社内報を担当していたころの富原さん。一眼レフのカメラを持って、写真教室にも通ったそう

-女性社員に「管理職をやってみない?」と言って断られたことはありますか?

 しょっちゅうありますよ。そして、いろんな人と話して行き着いたことが、「あんなふうには働けない」「あんなふうに働いたら家庭が持たないから無理」ということ。それはそうですよね。男の人の忙しさを女性がサポートしていて、それで女性が同じように働いたら、じゃあ家庭はどうするの、というのは当たり前の話。だとしたら「あんなふうには働けない」と言われる働き方がおかしいんですよね。実は、男性もそれで苦労している。

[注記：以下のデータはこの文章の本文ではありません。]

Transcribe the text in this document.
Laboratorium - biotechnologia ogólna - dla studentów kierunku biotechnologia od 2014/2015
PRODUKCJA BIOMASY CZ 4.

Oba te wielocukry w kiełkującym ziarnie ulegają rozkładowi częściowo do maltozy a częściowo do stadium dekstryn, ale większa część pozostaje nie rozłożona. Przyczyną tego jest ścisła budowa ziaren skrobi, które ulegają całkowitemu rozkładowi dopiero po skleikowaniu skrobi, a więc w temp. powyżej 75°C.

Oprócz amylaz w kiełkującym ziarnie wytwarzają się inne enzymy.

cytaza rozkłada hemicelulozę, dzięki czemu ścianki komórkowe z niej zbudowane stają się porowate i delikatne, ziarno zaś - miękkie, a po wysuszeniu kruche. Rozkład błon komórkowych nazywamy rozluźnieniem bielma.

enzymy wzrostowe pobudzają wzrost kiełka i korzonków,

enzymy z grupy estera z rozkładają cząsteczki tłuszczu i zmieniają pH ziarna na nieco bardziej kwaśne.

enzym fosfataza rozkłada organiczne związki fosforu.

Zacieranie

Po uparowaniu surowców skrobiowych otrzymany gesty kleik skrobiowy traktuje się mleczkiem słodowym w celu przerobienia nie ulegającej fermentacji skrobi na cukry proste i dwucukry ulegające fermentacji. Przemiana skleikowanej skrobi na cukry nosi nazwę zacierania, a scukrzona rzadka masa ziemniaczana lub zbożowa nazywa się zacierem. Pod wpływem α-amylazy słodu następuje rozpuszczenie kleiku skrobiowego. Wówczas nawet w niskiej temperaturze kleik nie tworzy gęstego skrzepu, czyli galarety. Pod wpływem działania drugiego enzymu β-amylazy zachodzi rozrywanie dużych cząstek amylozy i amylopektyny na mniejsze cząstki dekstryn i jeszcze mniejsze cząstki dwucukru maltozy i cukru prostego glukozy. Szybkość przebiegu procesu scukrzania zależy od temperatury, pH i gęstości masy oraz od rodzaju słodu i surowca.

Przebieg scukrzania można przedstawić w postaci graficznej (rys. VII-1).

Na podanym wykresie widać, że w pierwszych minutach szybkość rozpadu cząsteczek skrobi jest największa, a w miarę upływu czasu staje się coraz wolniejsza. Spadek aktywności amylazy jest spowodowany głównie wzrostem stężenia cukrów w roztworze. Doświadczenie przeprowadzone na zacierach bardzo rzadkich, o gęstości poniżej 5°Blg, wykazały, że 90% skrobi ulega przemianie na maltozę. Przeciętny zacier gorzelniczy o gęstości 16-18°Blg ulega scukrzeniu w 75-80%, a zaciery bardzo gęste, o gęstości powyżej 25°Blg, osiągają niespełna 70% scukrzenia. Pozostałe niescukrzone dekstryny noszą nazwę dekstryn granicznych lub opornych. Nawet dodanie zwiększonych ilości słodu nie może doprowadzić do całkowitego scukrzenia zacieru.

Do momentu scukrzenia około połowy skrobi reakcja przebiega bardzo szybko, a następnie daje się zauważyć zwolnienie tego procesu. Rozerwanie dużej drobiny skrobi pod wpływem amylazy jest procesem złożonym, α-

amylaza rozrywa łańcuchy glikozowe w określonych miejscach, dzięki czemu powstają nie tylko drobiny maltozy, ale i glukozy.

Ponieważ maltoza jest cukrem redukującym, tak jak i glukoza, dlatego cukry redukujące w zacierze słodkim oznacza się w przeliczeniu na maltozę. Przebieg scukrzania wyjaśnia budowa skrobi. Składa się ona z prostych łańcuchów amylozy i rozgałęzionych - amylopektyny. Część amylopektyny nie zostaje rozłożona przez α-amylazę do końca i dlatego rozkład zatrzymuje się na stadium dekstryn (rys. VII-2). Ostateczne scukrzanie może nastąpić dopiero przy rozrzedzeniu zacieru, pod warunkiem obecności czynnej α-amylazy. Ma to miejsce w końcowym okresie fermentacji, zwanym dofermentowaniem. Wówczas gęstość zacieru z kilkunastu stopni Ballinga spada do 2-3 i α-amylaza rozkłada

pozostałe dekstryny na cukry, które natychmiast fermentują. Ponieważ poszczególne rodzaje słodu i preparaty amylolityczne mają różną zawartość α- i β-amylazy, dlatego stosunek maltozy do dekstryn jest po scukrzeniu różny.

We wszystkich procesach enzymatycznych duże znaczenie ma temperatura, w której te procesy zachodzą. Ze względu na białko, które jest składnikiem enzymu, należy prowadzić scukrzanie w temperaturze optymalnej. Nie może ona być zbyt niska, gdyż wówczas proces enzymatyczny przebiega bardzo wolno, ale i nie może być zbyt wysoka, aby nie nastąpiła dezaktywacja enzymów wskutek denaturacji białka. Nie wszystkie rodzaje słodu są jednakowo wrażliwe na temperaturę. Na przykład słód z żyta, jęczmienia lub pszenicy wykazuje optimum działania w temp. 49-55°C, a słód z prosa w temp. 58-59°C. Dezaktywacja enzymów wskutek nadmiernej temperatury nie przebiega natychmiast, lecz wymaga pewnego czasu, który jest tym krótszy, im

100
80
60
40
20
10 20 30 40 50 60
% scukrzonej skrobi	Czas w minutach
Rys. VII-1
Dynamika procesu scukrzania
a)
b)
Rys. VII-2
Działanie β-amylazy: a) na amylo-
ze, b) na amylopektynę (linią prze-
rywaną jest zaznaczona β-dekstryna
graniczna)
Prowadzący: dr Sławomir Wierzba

 「女性はもっと頑張らなきゃ」という話ももちろんあるかもしれないけど、人には適性があるから全員が全員そうじゃなくてもいい。ただ、管理職をやってみたいと思う人がいたり、適性としてすごく合っている人がいたりしても難しい、という環境がずしりとある。

 今は個々の時代で、価値観に合わせて商品やサービスを作ることが求められ、女性でないと分からないところがたくさんある。それを実現するためには、女性が提案できるようにならないといけない。女性が思ったことを発して、形にして、出せる練習が必要だと思います。判断する側に女性もいないといけない。男性だけだと分かりたくても分からないことも多い。そしてそれができた会社が私はすごく良い形になるのかなと、消費者に近い、社会に近い形になると思います。

りゅうせき商事のスローガン。「仕事」も「私事」もできるのが本物、とみんなで話し合って決めました

-そんな取り組みが社会を、価値観を変えていくことにつながりますね。

 そうそう。私、最近NHKの「朝ドラ」好きなんですよ。今の「べっぴんさん」とか「朝が来た」とか「とと姉ちゃん」とか。見ていると泣けてくる場面もあって。今の時代のそのままじゃないですか。あのシリーズは男の人に見てもらいたい。まさに今必要な話。朝ドラは絶対お薦め(笑)

  今、うちの会社のスローガンは「選ばれる会社をつくろう 『実践』 仕事も私事(しごと)もできる人 Be Professional」。「仕事と私事、どっちもできて本当のプロよ」ということ。経営会議のみんなで考えました。みんな気に入っていますよ。

 私もそうだけど、女性は真面目すぎる。真面目はもちろんいいことではあるけど、緩めたり、張ったり、バランスよく生活しないといけない。0か100か、白か黒か、今決着しないと気が済まないみたいな、自分で自分を追い詰めちゃうことがあるのも女性。私もそうだったから分かるんです。その点、男性はなんとな~く、バランスをとる。そういうことも大事だと思います。

 人をまとめるときもそう。あまり、きっちりかっちりやったら、中の人が大変ですよね。私もどちらかというと、そういうこともあったと思うので、男性からも女性からもどっちらも学ぶことは多い。人をまとめるって、いろいろな人がいるから、ある程度のスパンの中で少し緩さも持ちながら、目的はしっかり達成しないといけない。そこがマネジメントの難しさでもあり、面白さかもしれないですね。

〈プロフィル〉

 富原 加奈子(とみはら・かなこ) 1956年生まれ、久米島町出身。獨協大学卒業後、23歳で琉球石油(現りゅうせき)入社。取締役事業開発本部長、りゅうせき常務などを歴任。趣味は旅行と映画。最近はフランス、ドイツ、イギリスなどヨーロッパから、国内の温泉まで旅をする。好きな言葉は「初心忘るべからず」。入社後すぐに、りゅうせき創業者で参議院議員も務めた稲嶺一郎氏の秘書を3年半経験。「今になって稲嶺一郎さんの言葉をよく思い出します」

 

~ 聞き手 ~

 座波幸代(ざは・ゆきよ)  琉球新報style編集部。ダイバーシティーに興味があります。